Entre la Suisse et l'Union européenne, des relations pas toujours simples.

Entre la Suisse et l'Union européenne, des relations pas toujours simples.

(Keystone)

Les divergences de stratégie entre la Suisse et l’Union européenne (UE) refont surface: elles risquent de provoquer de nouvelles tensions, en particulier dans le domaine fiscal.

Jeudi, la présidence danoise de l’UE a manifesté une volonté farouche d’ouvrir de nouvelles négociations avec Berne dans le domaine de la fiscalité de l’épargne.

Mais la veille, le gouvernement helvétique avait déjà prévenu qu’il n’entrera pas en matière si la Commission européenne ne lève pas au préalable ses objections à l’entrée en vigueur des accords fiscaux, surnommés Rubik, qu’il a conclus en 2011 avec l’Allemagne et la Grande-Bretagne.

Copenhague a convoqué une réunion «à haut niveau» des experts des Vingt-Sept afin de faire le point sur le dossier de la fiscalité de l’épargne, à la lumière des importants «développements internationaux» qu’il a identifiés.

Il estime que les «concessions» que la Suisse a faites aux Etats-Unis, à la Grande-Bretagne et à l’Allemagne, en matière de lutte contre l’évasion fiscale, justifient que soit rapidement renégocié l’accord sur la fiscalité de l’épargne qui la lie à l’UE, afin que l’ensemble des Vingt-Sept profite des largesses helvétiques.

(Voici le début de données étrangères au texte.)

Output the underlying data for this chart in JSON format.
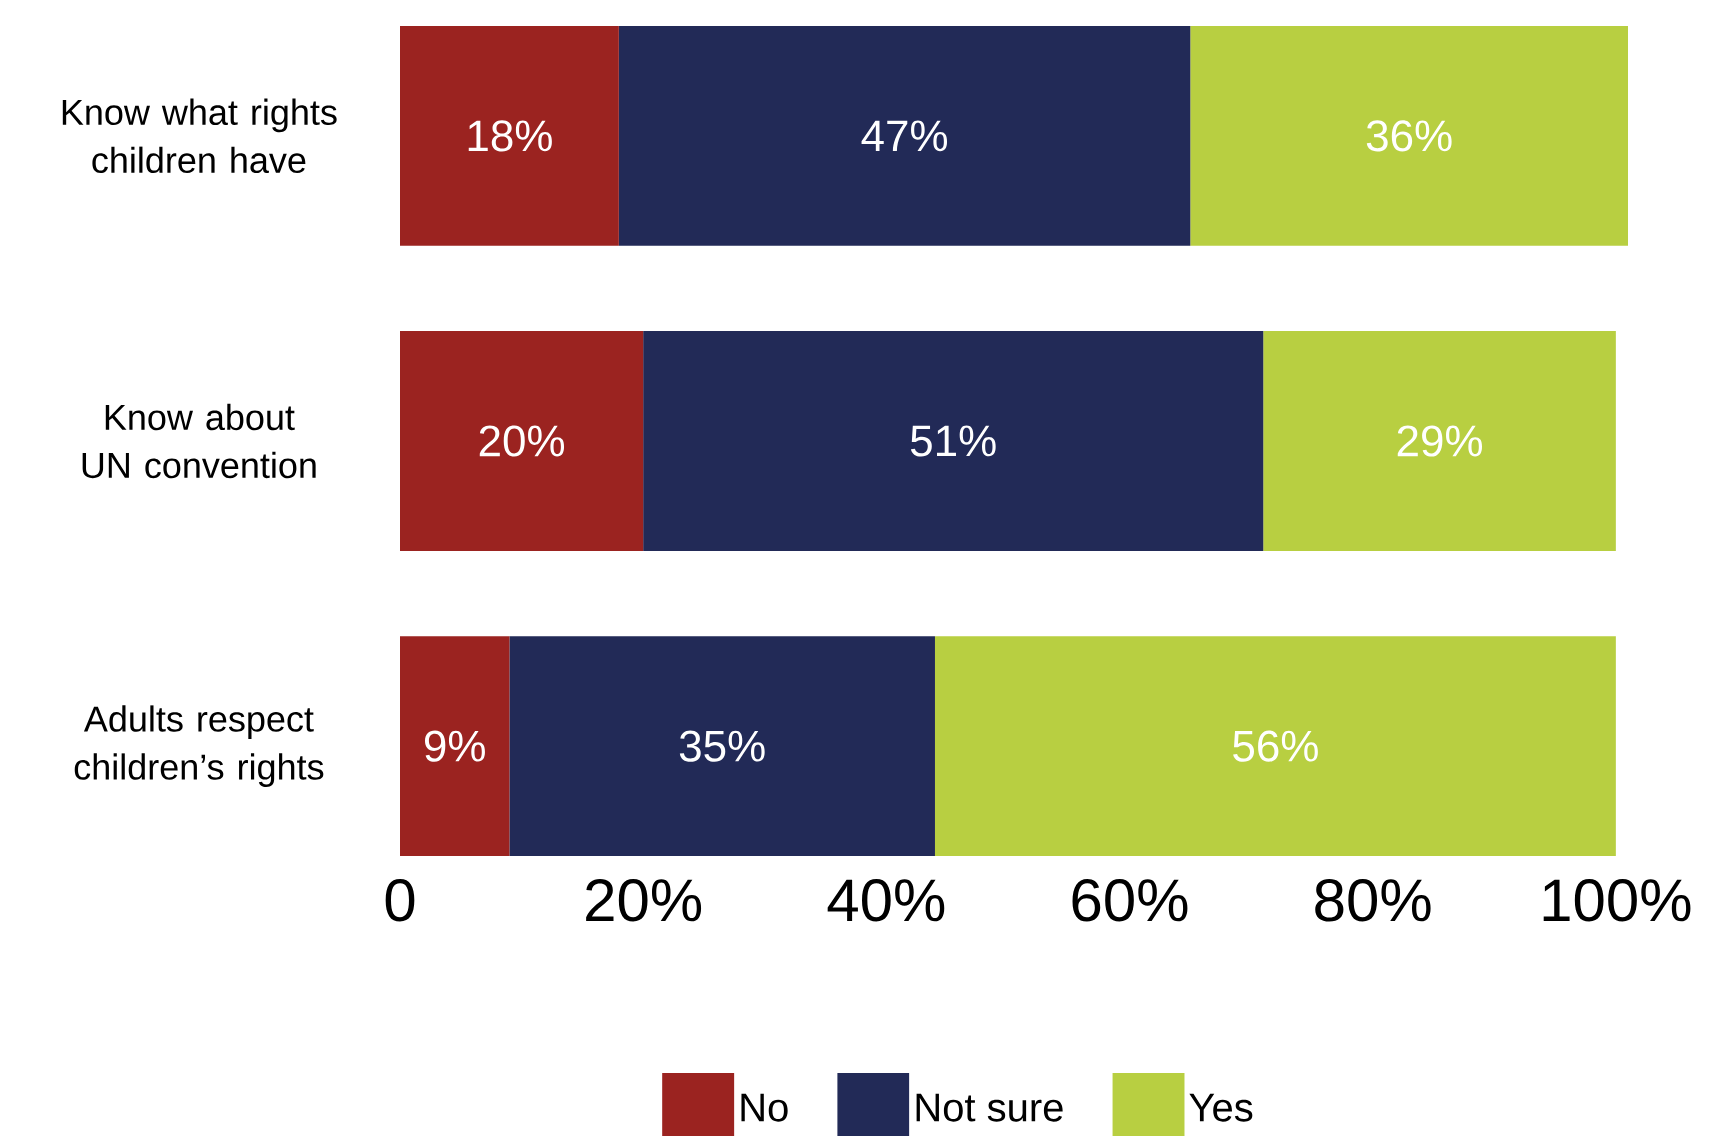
{
  "chart_data": {
    "type": "bar",
    "orientation": "horizontal",
    "stacked": true,
    "categories": [
      "Know what rights children have",
      "Know about UN convention",
      "Adults respect children’s rights"
    ],
    "series": [
      {
        "name": "No",
        "color": "#9b2320",
        "values": [
          18,
          20,
          9
        ],
        "value_labels": [
          "18%",
          "20%",
          "9%"
        ]
      },
      {
        "name": "Not sure",
        "color": "#222a57",
        "values": [
          47,
          51,
          35
        ],
        "value_labels": [
          "47%",
          "51%",
          "35%"
        ]
      },
      {
        "name": "Yes",
        "color": "#b8cf41",
        "values": [
          36,
          29,
          56
        ],
        "value_labels": [
          "36%",
          "29%",
          "56%"
        ]
      }
    ],
    "xlim": [
      0,
      101
    ],
    "xticks": [
      0,
      {
        "value": 20,
        "label": "20%"
      },
      {
        "value": 40,
        "label": "40%"
      },
      {
        "value": 60,
        "label": "60%"
      },
      {
        "value": 80,
        "label": "80%"
      },
      {
        "value": 100,
        "label": "100%"
      }
    ],
    "legend": "bottom"
  }
}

Berne a notamment accepté d’assouplir le régime des échanges d’informations à la demande entre les administrations fiscales, en autorisant, à certaines conditions, les demandes groupées de renseignements.

Veto maintenu, mais…

Jeudi, rapportent des diplomates, le Luxembourg et l’Autriche ont maintenu le veto qu’ils opposent depuis deux ans à l’ouverture de ces pourparlers. L’article 10 de la directive (loi) européenne sur la fiscalité de l’épargne stipule en effet qu’ils devront basculer du système de la retenue à la source - qui permet de préserver le secret bancaire - vers celui de l’échange automatique d’informations au cas où l’UE et la Suisse graveraient dans le marbre d’un accord un engagement réciproque à appliquer les «standards de l’OCDE» sur l’échange d’informations à la demande, qui sont beaucoup moins stricts.

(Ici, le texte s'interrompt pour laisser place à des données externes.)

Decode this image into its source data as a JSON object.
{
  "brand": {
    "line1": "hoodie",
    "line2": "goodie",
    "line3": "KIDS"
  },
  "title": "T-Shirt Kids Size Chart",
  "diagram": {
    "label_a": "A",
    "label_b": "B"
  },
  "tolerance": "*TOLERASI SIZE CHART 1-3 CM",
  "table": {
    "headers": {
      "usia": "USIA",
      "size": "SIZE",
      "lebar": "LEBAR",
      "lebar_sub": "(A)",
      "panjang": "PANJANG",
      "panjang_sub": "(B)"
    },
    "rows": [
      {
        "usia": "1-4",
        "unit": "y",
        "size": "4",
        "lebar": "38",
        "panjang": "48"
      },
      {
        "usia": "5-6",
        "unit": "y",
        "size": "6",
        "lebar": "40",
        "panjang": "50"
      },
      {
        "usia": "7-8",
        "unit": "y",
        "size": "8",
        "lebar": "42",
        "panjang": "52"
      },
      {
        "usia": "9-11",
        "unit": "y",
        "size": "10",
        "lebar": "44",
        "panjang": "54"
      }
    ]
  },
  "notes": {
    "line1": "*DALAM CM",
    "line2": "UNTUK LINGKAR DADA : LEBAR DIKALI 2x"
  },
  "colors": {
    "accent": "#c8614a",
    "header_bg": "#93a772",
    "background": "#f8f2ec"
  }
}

Luxembourg et Vienne ont campé sur leurs positions: ils veulent être mis sur un strict pied d’égalité avec la Confédération. Et, partant, adapter en conséquence la législation européenne avant que soient prises des décisions sur l’extension de son champ d’application (à des produits, tels que les assurances-vie, et à certaines entités intermédiaires, telles que les fondations) et la conclusion d’un nouvel accord avec la Suisse.

Ils ont toutefois montré des signes d’ouverture qui vont inciter la présidence danoise de l’UE à mener des entretiens bilatéraux avec eux, avant de saisir les ministres des Finances des Vingt-Sept du dossier, le 21 février ou, plus probablement, le 13 mars.

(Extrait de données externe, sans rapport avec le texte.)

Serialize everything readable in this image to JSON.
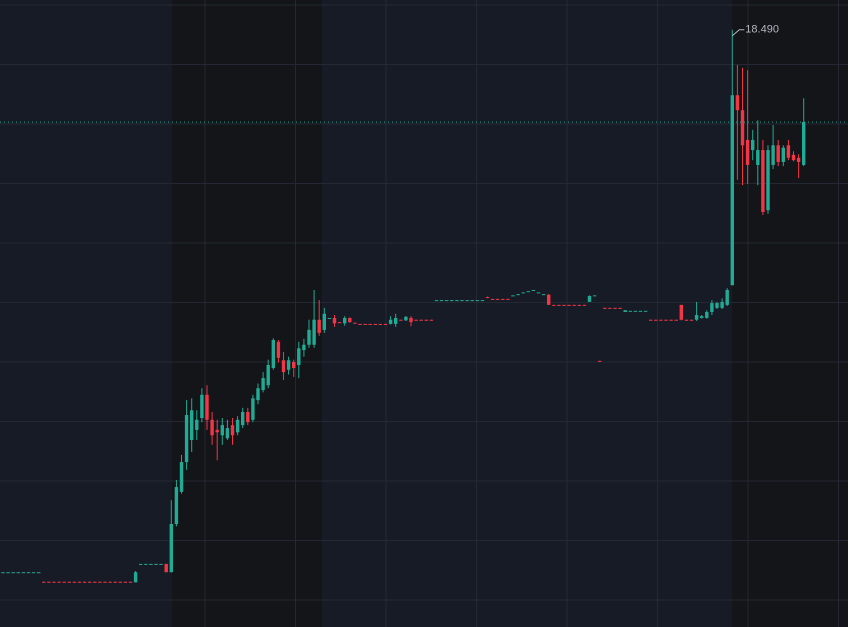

Le Luxembourg et l’Autriche ont ainsi admis que les «développements internationaux» provoqués par la Suisse devaient être pris en compte. Sous-entendu: ils pourraient eux aussi lâcher du lest en matière de fourniture, à la demande, d’informations bancaires, pour peu qu’ils ne soient pas contraints de supprimer leur secret bancaire.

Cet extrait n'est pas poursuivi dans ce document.